Young Misha Keylin completes his cycle of the Vieuxtemps Concertos with this release, capping a most successful series. I interviewed this virtuoso in early 2000 for another publication and found him a most engaging and intelligent artist. Here he leads off with Vieuxtemps' most popular Concerto, the Fifth, with its lopsided structure: a dramatic first movement of more than fifteen minutes duration followed by a short Adagio and an even shorter finale, which together last just over five minutes.
The young Russian-born, U.S.-based artist's effort here challenges the best recordings in this work, which include that of Heifetz, who dispatches the concerto nearly four minutes faster! Keylin's first movement cadenza is tastefully rendered, balancing virtuosity with a keen sense of drama. His Adagio is lovely and brimming with passion, while the diminutive finale is delightfully bouncy, but also muscular, coming across as a sort of extended coda, rather than a bona fide movement.

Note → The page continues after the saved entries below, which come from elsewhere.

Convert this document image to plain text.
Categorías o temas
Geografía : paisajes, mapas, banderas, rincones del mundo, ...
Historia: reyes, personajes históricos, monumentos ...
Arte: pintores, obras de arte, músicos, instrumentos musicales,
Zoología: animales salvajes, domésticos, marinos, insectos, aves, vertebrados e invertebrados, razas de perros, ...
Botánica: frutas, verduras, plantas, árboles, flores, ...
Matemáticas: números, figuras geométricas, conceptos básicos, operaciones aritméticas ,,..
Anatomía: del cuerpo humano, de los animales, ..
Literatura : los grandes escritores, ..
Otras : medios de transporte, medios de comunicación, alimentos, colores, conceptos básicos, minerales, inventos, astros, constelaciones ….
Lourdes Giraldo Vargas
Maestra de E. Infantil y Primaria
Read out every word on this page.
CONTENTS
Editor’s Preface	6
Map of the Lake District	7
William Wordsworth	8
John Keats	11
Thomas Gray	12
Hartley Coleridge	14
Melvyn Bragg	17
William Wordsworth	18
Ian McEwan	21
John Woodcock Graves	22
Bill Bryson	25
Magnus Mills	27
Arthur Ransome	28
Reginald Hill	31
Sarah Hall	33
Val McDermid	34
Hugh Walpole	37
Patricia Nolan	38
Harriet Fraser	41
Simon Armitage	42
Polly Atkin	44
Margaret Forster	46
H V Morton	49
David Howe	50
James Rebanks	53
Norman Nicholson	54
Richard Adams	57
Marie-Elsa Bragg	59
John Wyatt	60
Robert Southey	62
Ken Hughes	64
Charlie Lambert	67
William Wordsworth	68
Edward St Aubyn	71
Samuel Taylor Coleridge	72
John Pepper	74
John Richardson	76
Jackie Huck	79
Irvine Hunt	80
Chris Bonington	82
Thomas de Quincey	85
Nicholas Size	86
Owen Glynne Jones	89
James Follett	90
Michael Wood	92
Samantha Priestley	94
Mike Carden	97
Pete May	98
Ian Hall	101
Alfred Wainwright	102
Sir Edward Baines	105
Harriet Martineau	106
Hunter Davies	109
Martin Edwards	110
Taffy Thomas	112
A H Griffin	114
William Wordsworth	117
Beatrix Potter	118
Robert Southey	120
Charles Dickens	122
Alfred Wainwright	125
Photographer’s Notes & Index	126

Keylin tackles the lighter and lengthier Sixth with the right mixture of energy and sunshine and he treats the Seventh more in the spirit of the dramatic Fifth. And he doesn't shortchange the work's virtuosic character, his playing fully up to every technical challenge – try the first movement buildup near the middle, which reappears near the end. In many ways, I liked the Seventh best of all these concertos, though most listeners will prefer the Fifth. The orchestral support in all three concertos is generally compelling, fully competitive with most versions of these concertos by bigger-name ensembles. Naxos provides excellent sound and intelligent notes.